Combating climate change is a major 21st century challenge. Nowhere is this more true for the chemicals suppliers who provide the paints, coatings, varnishes, fillers, adhesives, and the other hundred thousand chemical products that the construction industry needs to build.

“They’re requiring that new construction has these net-zero-type goals built in,” says Victoria Scarborough, a vice president at the industrial chemical consultancy ChemQuest. “And part of this big story is the cooling. You’ve got to get rid of the energy drain on the building itself.”

These goals were the inspiration for the growth in cool-roof and cool-wall coatings which are seeing year-on-year sales growth.

For example, the pigment maker Eckart produces an infrared reflective paint ingredient based on glass-encapsulated aluminium flakes. When originally designed several years ago, there was little interest in such coatings as energy was relatively cheap and demand for energy efficient coatings was low. “We really had a difficult time to convince customers to go that way,” explains Ulrich Schmidt, global head of technical marketing for the German-based manufacturer.

Fast-forward to a cost of living crisis and a spike in energy prices and demand has grown considerably.

“The situation changed,” recalls Schmidt. “We recently faced these harsh increases in the oil and gas prices; there is a much higher willingness in the market to think about new and partly disruptive ideas.”

According to Schmidt, the fundamental components of a coating are pigment, binder, and filler; however, a formulator's toolkit also consists of an astounding variety of surfactants, rheology modifiers, and other functional chemicals. Clay, silica, and titanium dioxide are common industrial ingredients that are used to increase opacity, performance, and bulk.

However, the science behind energy efficient coatings and the chemical raw materials used to make them is intense. At the simplest level, reflecting light is essential for heat management since nearly all of the solar energy that a wall or roof collects is turned into heat.

Standard outdoor, grey-coloured coatings reflect about 20% of sunlight. This jumps to 80% if a reflective roof coating is applied. However, the latest coating research and raw materials are looking for more.

“The goal of the newer technologies is to beat that; they want to be in the 98% range,” says Scarborough.

Using performance materials in place of typical fillers can help accomplish so-called passive cooling by altering the paint's interaction with heat. These materials don't receive much heat from the sun since they reflect the majority of light that strikes them. However, they also extract heat from the surface they are covering by releasing infrared radiation. For a cooling coating to be effective it must achieve both of these goals.

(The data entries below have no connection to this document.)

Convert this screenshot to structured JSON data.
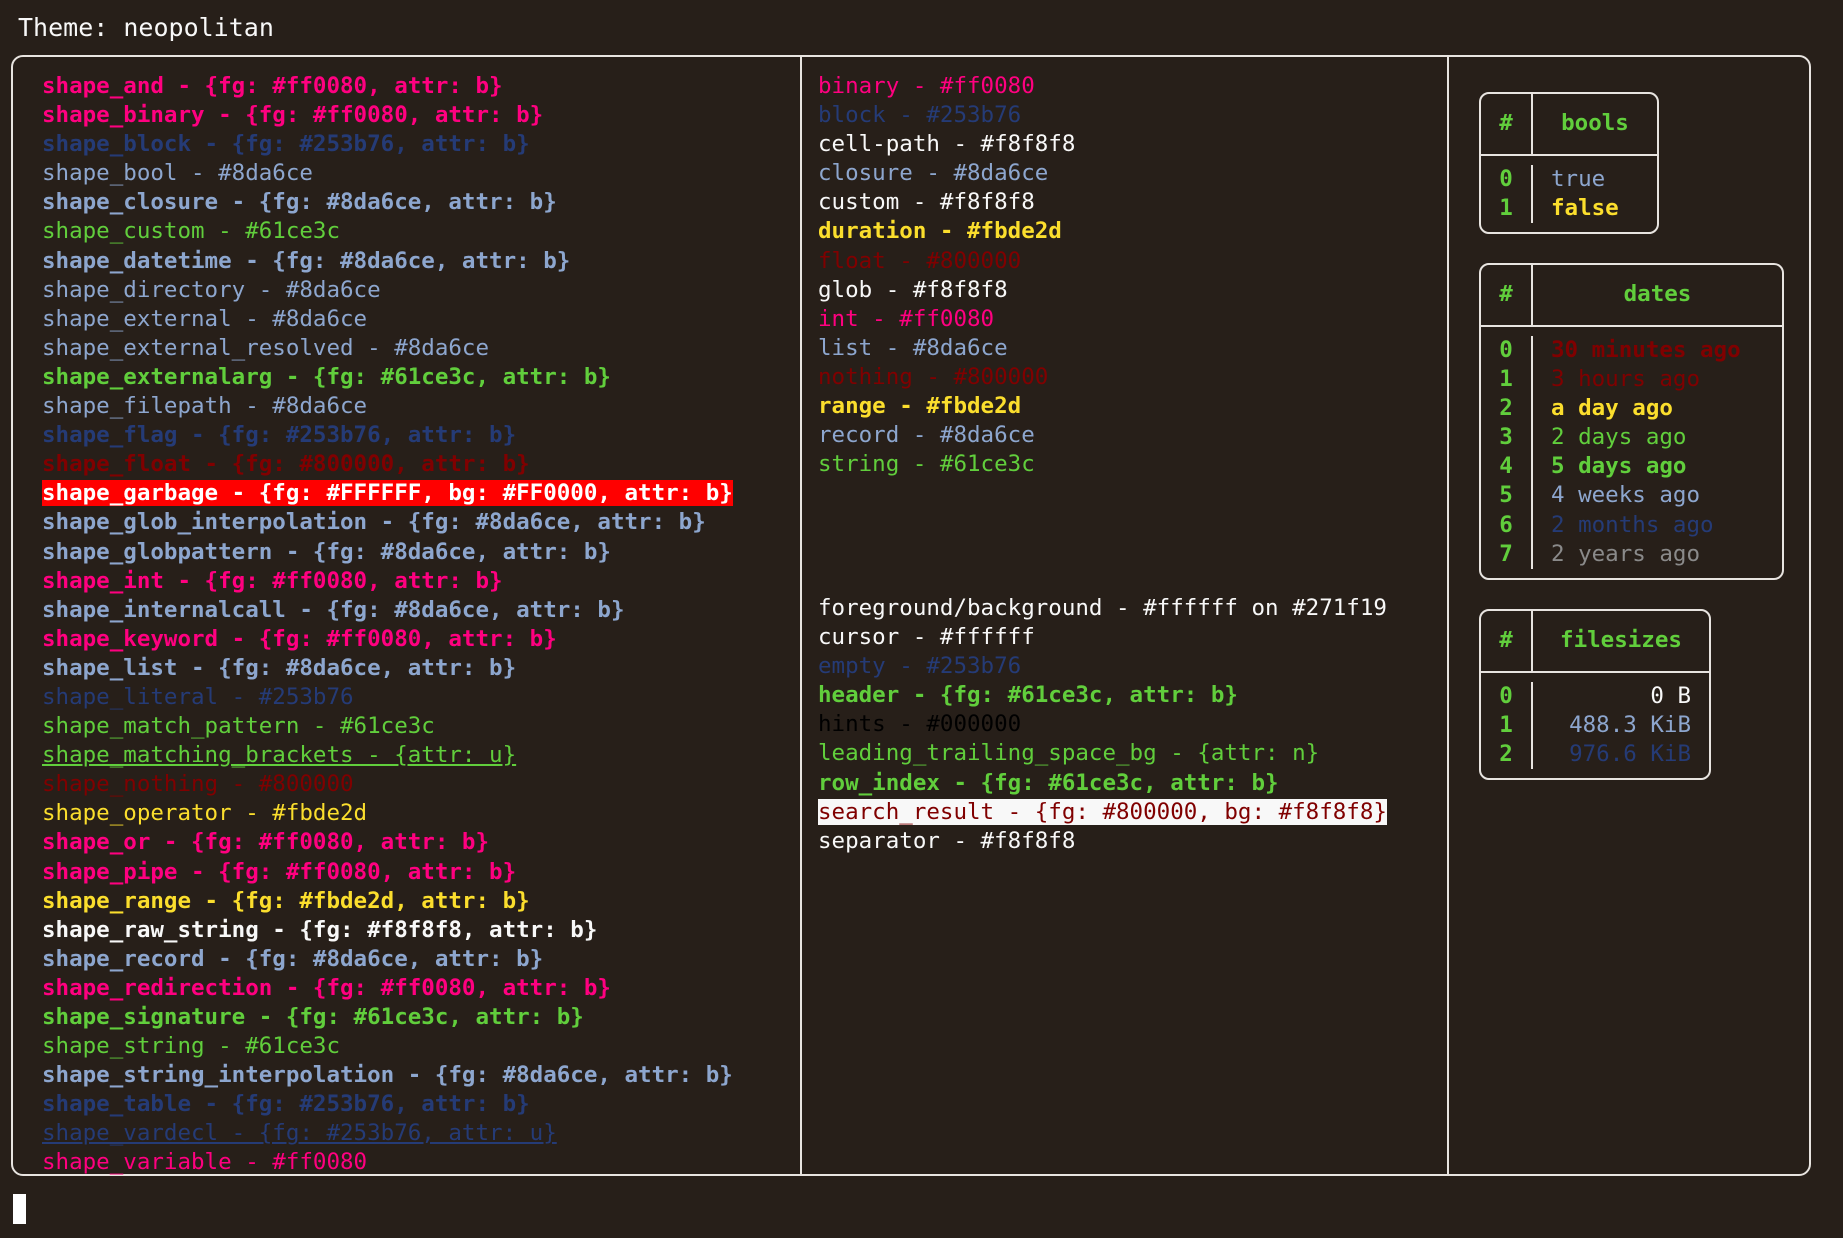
{
  "header": {
    "title": "Theme: neopolitan"
  },
  "shapes": [
    {
      "name": "shape_and",
      "value": " - {fg: #ff0080, attr: b}",
      "color": "#ff0080",
      "bold": true
    },
    {
      "name": "shape_binary",
      "value": " - {fg: #ff0080, attr: b}",
      "color": "#ff0080",
      "bold": true
    },
    {
      "name": "shape_block",
      "value": " - {fg: #253b76, attr: b}",
      "color": "#253b76",
      "bold": true
    },
    {
      "name": "shape_bool",
      "value": " - #8da6ce",
      "color": "#8da6ce",
      "bold": false
    },
    {
      "name": "shape_closure",
      "value": " - {fg: #8da6ce, attr: b}",
      "color": "#8da6ce",
      "bold": true
    },
    {
      "name": "shape_custom",
      "value": " - #61ce3c",
      "color": "#61ce3c",
      "bold": false
    },
    {
      "name": "shape_datetime",
      "value": " - {fg: #8da6ce, attr: b}",
      "color": "#8da6ce",
      "bold": true
    },
    {
      "name": "shape_directory",
      "value": " - #8da6ce",
      "color": "#8da6ce",
      "bold": false
    },
    {
      "name": "shape_external",
      "value": " - #8da6ce",
      "color": "#8da6ce",
      "bold": false
    },
    {
      "name": "shape_external_resolved",
      "value": " - #8da6ce",
      "color": "#8da6ce",
      "bold": false
    },
    {
      "name": "shape_externalarg",
      "value": " - {fg: #61ce3c, attr: b}",
      "color": "#61ce3c",
      "bold": true
    },
    {
      "name": "shape_filepath",
      "value": " - #8da6ce",
      "color": "#8da6ce",
      "bold": false
    },
    {
      "name": "shape_flag",
      "value": " - {fg: #253b76, attr: b}",
      "color": "#253b76",
      "bold": true
    },
    {
      "name": "shape_float",
      "value": " - {fg: #800000, attr: b}",
      "color": "#800000",
      "bold": true
    },
    {
      "name": "shape_garbage",
      "value": " - {fg: #FFFFFF, bg: #FF0000, attr: b}",
      "color": "#FFFFFF",
      "bg": "#FF0000",
      "bold": true
    },
    {
      "name": "shape_glob_interpolation",
      "value": " - {fg: #8da6ce, attr: b}",
      "color": "#8da6ce",
      "bold": true
    },
    {
      "name": "shape_globpattern",
      "value": " - {fg: #8da6ce, attr: b}",
      "color": "#8da6ce",
      "bold": true
    },
    {
      "name": "shape_int",
      "value": " - {fg: #ff0080, attr: b}",
      "color": "#ff0080",
      "bold": true
    },
    {
      "name": "shape_internalcall",
      "value": " - {fg: #8da6ce, attr: b}",
      "color": "#8da6ce",
      "bold": true
    },
    {
      "name": "shape_keyword",
      "value": " - {fg: #ff0080, attr: b}",
      "color": "#ff0080",
      "bold": true
    },
    {
      "name": "shape_list",
      "value": " - {fg: #8da6ce, attr: b}",
      "color": "#8da6ce",
      "bold": true
    },
    {
      "name": "shape_literal",
      "value": " - #253b76",
      "color": "#253b76",
      "bold": false
    },
    {
      "name": "shape_match_pattern",
      "value": " - #61ce3c",
      "color": "#61ce3c",
      "bold": false
    },
    {
      "name": "shape_matching_brackets",
      "value": " - {attr: u}",
      "color": "#61ce3c",
      "bold": false,
      "underline": true
    },
    {
      "name": "shape_nothing",
      "value": " - #800000",
      "color": "#800000",
      "bold": false
    },
    {
      "name": "shape_operator",
      "value": " - #fbde2d",
      "color": "#fbde2d",
      "bold": false
    },
    {
      "name": "shape_or",
      "value": " - {fg: #ff0080, attr: b}",
      "color": "#ff0080",
      "bold": true
    },
    {
      "name": "shape_pipe",
      "value": " - {fg: #ff0080, attr: b}",
      "color": "#ff0080",
      "bold": true
    },
    {
      "name": "shape_range",
      "value": " - {fg: #fbde2d, attr: b}",
      "color": "#fbde2d",
      "bold": true
    },
    {
      "name": "shape_raw_string",
      "value": " - {fg: #f8f8f8, attr: b}",
      "color": "#f8f8f8",
      "bold": true
    },
    {
      "name": "shape_record",
      "value": " - {fg: #8da6ce, attr: b}",
      "color": "#8da6ce",
      "bold": true
    },
    {
      "name": "shape_redirection",
      "value": " - {fg: #ff0080, attr: b}",
      "color": "#ff0080",
      "bold": true
    },
    {
      "name": "shape_signature",
      "value": " - {fg: #61ce3c, attr: b}",
      "color": "#61ce3c",
      "bold": true
    },
    {
      "name": "shape_string",
      "value": " - #61ce3c",
      "color": "#61ce3c",
      "bold": false
    },
    {
      "name": "shape_string_interpolation",
      "value": " - {fg: #8da6ce, attr: b}",
      "color": "#8da6ce",
      "bold": true
    },
    {
      "name": "shape_table",
      "value": " - {fg: #253b76, attr: b}",
      "color": "#253b76",
      "bold": true
    },
    {
      "name": "shape_vardecl",
      "value": " - {fg: #253b76, attr: u}",
      "color": "#253b76",
      "bold": false,
      "underline": true
    },
    {
      "name": "shape_variable",
      "value": " - #ff0080",
      "color": "#ff0080",
      "bold": false
    }
  ],
  "types": [
    {
      "name": "binary",
      "value": " - #ff0080",
      "color": "#ff0080",
      "bold": false
    },
    {
      "name": "block",
      "value": " - #253b76",
      "color": "#253b76",
      "bold": false
    },
    {
      "name": "cell-path",
      "value": " - #f8f8f8",
      "color": "#f8f8f8",
      "bold": false
    },
    {
      "name": "closure",
      "value": " - #8da6ce",
      "color": "#8da6ce",
      "bold": false
    },
    {
      "name": "custom",
      "value": " - #f8f8f8",
      "color": "#f8f8f8",
      "bold": false
    },
    {
      "name": "duration",
      "value": " - #fbde2d",
      "color": "#fbde2d",
      "bold": true
    },
    {
      "name": "float",
      "value": " - #800000",
      "color": "#800000",
      "bold": false
    },
    {
      "name": "glob",
      "value": " - #f8f8f8",
      "color": "#f8f8f8",
      "bold": false
    },
    {
      "name": "int",
      "value": " - #ff0080",
      "color": "#ff0080",
      "bold": false
    },
    {
      "name": "list",
      "value": " - #8da6ce",
      "color": "#8da6ce",
      "bold": false
    },
    {
      "name": "nothing",
      "value": " - #800000",
      "color": "#800000",
      "bold": false
    },
    {
      "name": "range",
      "value": " - #fbde2d",
      "color": "#fbde2d",
      "bold": true
    },
    {
      "name": "record",
      "value": " - #8da6ce",
      "color": "#8da6ce",
      "bold": false
    },
    {
      "name": "string",
      "value": " - #61ce3c",
      "color": "#61ce3c",
      "bold": false
    }
  ],
  "ui_elements": [
    {
      "name": "foreground/background",
      "value": " - #ffffff on #271f19",
      "color": "#f8f8f8",
      "bold": false
    },
    {
      "name": "cursor",
      "value": " - #ffffff",
      "color": "#f8f8f8",
      "bold": false
    },
    {
      "name": "empty",
      "value": " - #253b76",
      "color": "#253b76",
      "bold": false
    },
    {
      "name": "header",
      "value": " - {fg: #61ce3c, attr: b}",
      "color": "#61ce3c",
      "bold": true
    },
    {
      "name": "hints",
      "value": " - #000000",
      "color": "#000000",
      "bold": false
    },
    {
      "name": "leading_trailing_space_bg",
      "value": " - {attr: n}",
      "color": "#61ce3c",
      "bold": false
    },
    {
      "name": "row_index",
      "value": " - {fg: #61ce3c, attr: b}",
      "color": "#61ce3c",
      "bold": true
    },
    {
      "name": "search_result",
      "value": " - {fg: #800000, bg: #f8f8f8}",
      "color": "#800000",
      "bg": "#f8f8f8",
      "bold": false
    },
    {
      "name": "separator",
      "value": " - #f8f8f8",
      "color": "#f8f8f8",
      "bold": false
    }
  ],
  "tables": {
    "bools": {
      "index_header": "#",
      "name_header": "bools",
      "rows": [
        {
          "index": "0",
          "value": "true",
          "color": "#8da6ce",
          "bold": false
        },
        {
          "index": "1",
          "value": "false",
          "color": "#fbde2d",
          "bold": true
        }
      ]
    },
    "dates": {
      "index_header": "#",
      "name_header": "dates",
      "rows": [
        {
          "index": "0",
          "value": "30 minutes ago",
          "color": "#800000",
          "bold": true
        },
        {
          "index": "1",
          "value": "3 hours ago",
          "color": "#800000",
          "bold": false
        },
        {
          "index": "2",
          "value": "a day ago",
          "color": "#fbde2d",
          "bold": true
        },
        {
          "index": "3",
          "value": "2 days ago",
          "color": "#61ce3c",
          "bold": false
        },
        {
          "index": "4",
          "value": "5 days ago",
          "color": "#61ce3c",
          "bold": true
        },
        {
          "index": "5",
          "value": "4 weeks ago",
          "color": "#8da6ce",
          "bold": false
        },
        {
          "index": "6",
          "value": "2 months ago",
          "color": "#253b76",
          "bold": false
        },
        {
          "index": "7",
          "value": "2 years ago",
          "color": "#8a8a8a",
          "bold": false
        }
      ]
    },
    "filesizes": {
      "index_header": "#",
      "name_header": "filesizes",
      "rows": [
        {
          "index": "0",
          "value": "0 B",
          "color": "#f8f8f8",
          "bold": false
        },
        {
          "index": "1",
          "value": "488.3 KiB",
          "color": "#8da6ce",
          "bold": false
        },
        {
          "index": "2",
          "value": "976.6 KiB",
          "color": "#253b76",
          "bold": false
        }
      ]
    }
  },
  "palette": {
    "background": "#271f19",
    "foreground": "#f8f8f8",
    "border": "#e8e4e0",
    "pink": "#ff0080",
    "blue": "#8da6ce",
    "navy": "#253b76",
    "green": "#61ce3c",
    "yellow": "#fbde2d",
    "maroon": "#800000",
    "red_bg": "#FF0000"
  }
}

“Water vapor and other atmospheric gases absorb a lot of infrared light, trapping the heat right around the building,” explains a recent report on the topic by the chemical specialists at C&EN. “For the cooling effect to work, the light has to pass through the air and into deep space. That happens only at wavelengths known as the infrared atmospheric window, or sky window, most of which is between 8 and 14 μm. If a material has strong solar reflectance and sky-window emission, it can achieve a net loss of heat, even in direct sunlight.”

Recent research led by Purdue University’s Prof. Xiulin Ruan has found a great deal of cooling success through the application of barium sulfate (BaSO4). This industrial additive is already well-known by coatings manufacturers as a cheap, strong, and durable feedstock which can be added as either a filler or to provide additional white pigment.

However, the Purdue research team was able to achieve exceptional cooling results by including as much as 60% barium sulfate by volume, a much larger quantity than standard paints contain. Then they added an additional specification to the raw material, as the C&EN report notes, “BaSO4 is optically white but has a low refractive index and absorbs some infrared light. The team got around both problems with particle sizes that range from 268 to 528 nm, creating a light-scattering effect similar to what is found in snow, which is opaque white even though water and ice are clear.”

This gave the coating exceptional cooling capabilities. As the study, now published in the journal Applied Material Interfaces, records, “With an appropriate particle size and a broad particle size distribution, the BaSO4 nanoparticle film reaches an ultrahigh solar reflectance of 97.6% and a high sky window emissivity of 0.96.” Noting that, “During field tests, the BaSO4 film stays more than 4.5 °C below ambient temperature or achieves an average cooling power of 117 W/m2.”

According to Scarborough, the global coatings market with the quickest rate of growth is the cool roofing category. In the US, sales for these coatings are predicted to grow from $4.5 billion in 2022 to more than $8 billion by 2028.

This makes sense, as the intelligent application of raw materials into paints can not only lessen the effect of heatwaves by keeping buildings cool, but can also reduce humankind’s impact on climate change by lowering air conditioning use and reducing energy consumption.

However, cooling coatings are only a part of the answer, like many other sustainability initiatives, they make a difference in only a small way. The best coatings save 20% of energy, which would translate to a maximum 4% decrease in overall US energy use.

Even though cool walls and rooves don't automatically make a building green, they can easily improve the climate for many different types of buildings—especially when that improvement only requires a coat of paint.